In Wednesday's 6-1 loss to Syracuse, he homered for the Bisons' only run. He followed that performance with his first ever walk-off hit.

"He's been fighting to get at-bats and fighting to get in this season," manager Tim Teufel said. "Last year it was some other injuries that prevented him from being on the field, but he looks healthy now and he's going to play the last month of the season. Hopefully he'll put up the numbers that he is capable of doing and he'll have a good August."

The big hit came off of Chiefs pitcher Josh Wilkie, who was called in to pitch the ninth. By the time Lutz reached the plate there was one out and Valentino Pascucci was at first after a single.

The pitcher and hitter had met on Tuesday night when the Chiefs beat the Bisons, 3-2, in 11 innings. Wilkie hit Lutz with a pitch in that game, but was able to escape the 10th inning and get the win despite having runners on the corners with one out.

On Thursday, Lutz was better prepared for Wilkie and said the familiarity helped him.

"I was down in the count and I was just trying to see a pitch that I could barrel up a little bit," Lutz said. "He left a slider up in the zone a little bit and I put a good swing on it and good things happened."
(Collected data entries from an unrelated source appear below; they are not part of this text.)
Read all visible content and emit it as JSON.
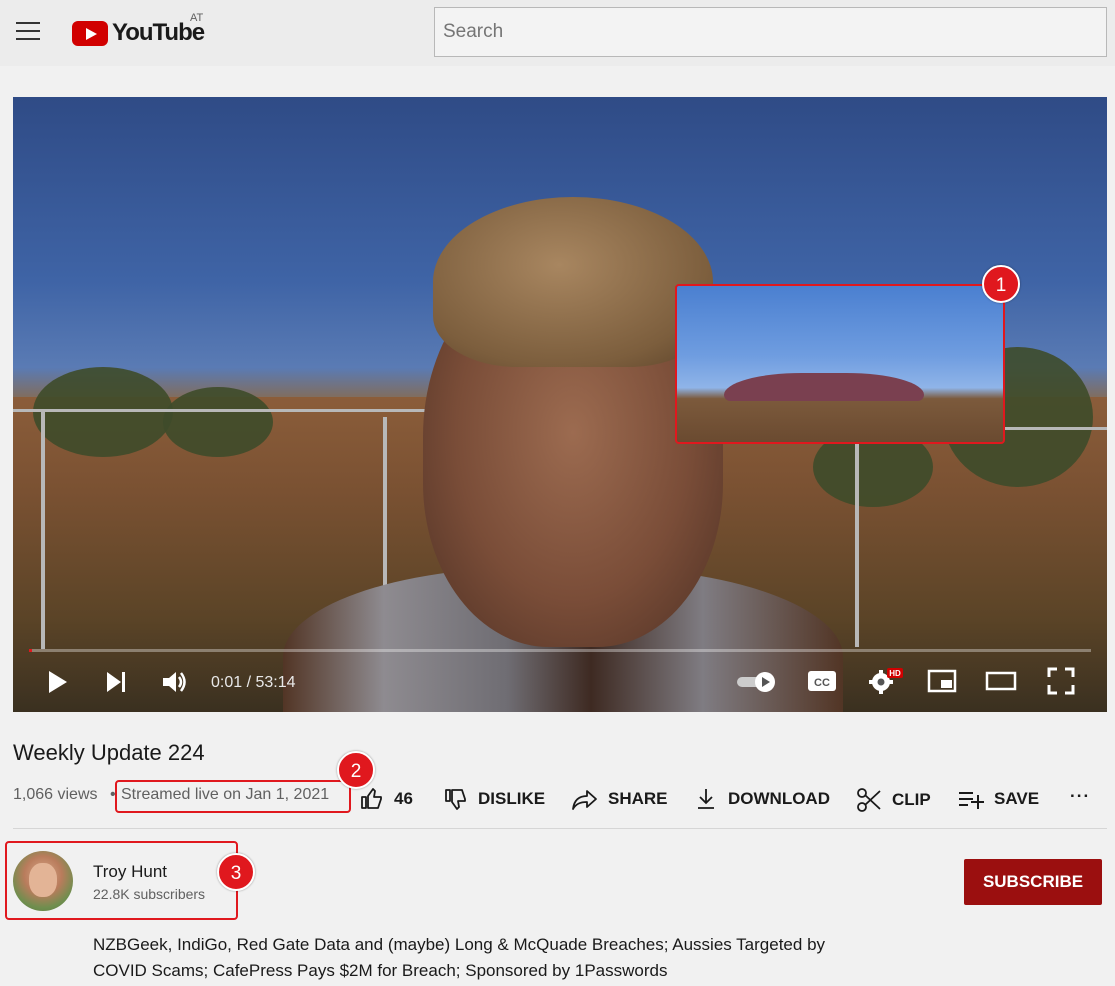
{
  "header": {
    "logo_text": "YouTube",
    "country_code": "AT",
    "search_placeholder": "Search"
  },
  "player": {
    "time_display": "0:01 / 53:14",
    "progress_fraction": 0.0003,
    "settings_badge": "HD",
    "cc_label": "CC"
  },
  "video": {
    "title": "Weekly Update 224",
    "views": "1,066 views",
    "separator": "•",
    "streamed": "Streamed live on Jan 1, 2021"
  },
  "actions": {
    "like_count": "46",
    "dislike_label": "DISLIKE",
    "share_label": "SHARE",
    "download_label": "DOWNLOAD",
    "clip_label": "CLIP",
    "save_label": "SAVE",
    "more_label": "..."
  },
  "channel": {
    "name": "Troy Hunt",
    "subscribers": "22.8K subscribers",
    "subscribe_label": "SUBSCRIBE"
  },
  "description": "NZBGeek, IndiGo, Red Gate Data and (maybe) Long & McQuade Breaches; Aussies Targeted by COVID Scams; CafePress Pays $2M for Breach; Sponsored by 1Passwords",
  "annotations": [
    "1",
    "2",
    "3"
  ],
  "colors": {
    "annotation_red": "#e0181e",
    "subscribe_bg": "#9b0f0f",
    "brand_red": "#d10000"
  }
}
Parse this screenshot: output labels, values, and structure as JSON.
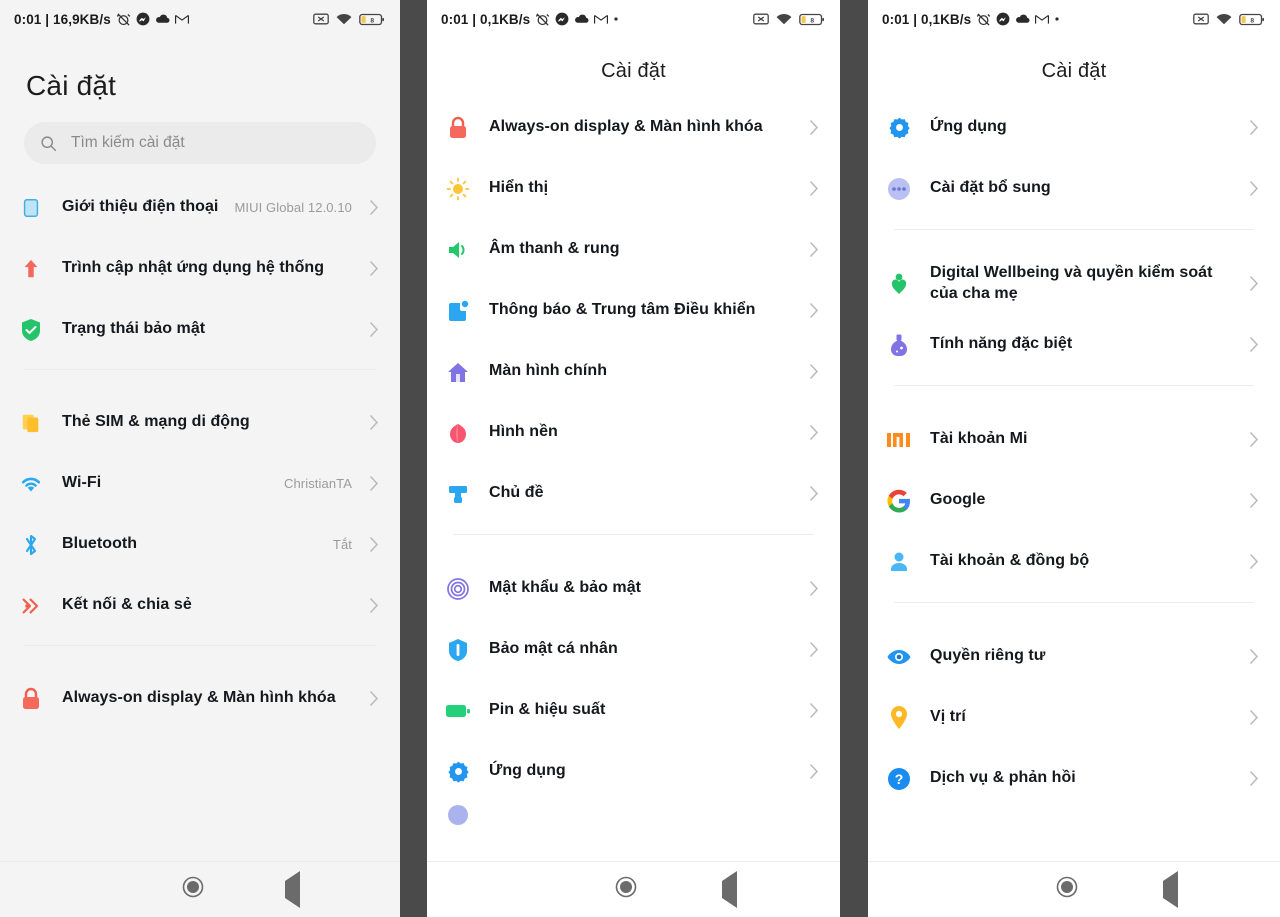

Despite the rough patch this year, Teufel said one thing has remained the same about Lutz: He is commonly the first player to the field on game day and a hard worker behind the scenes.

Sometimes Lutz even gets grief from his teammates for having his jersey on too early before the game.

"If he played basketball, he'd be a gym rat," Teufel said. "He comes to the field early and he loves the yard and being on the field. He doesn't want to be on the bench, that's the last place that he wants to be."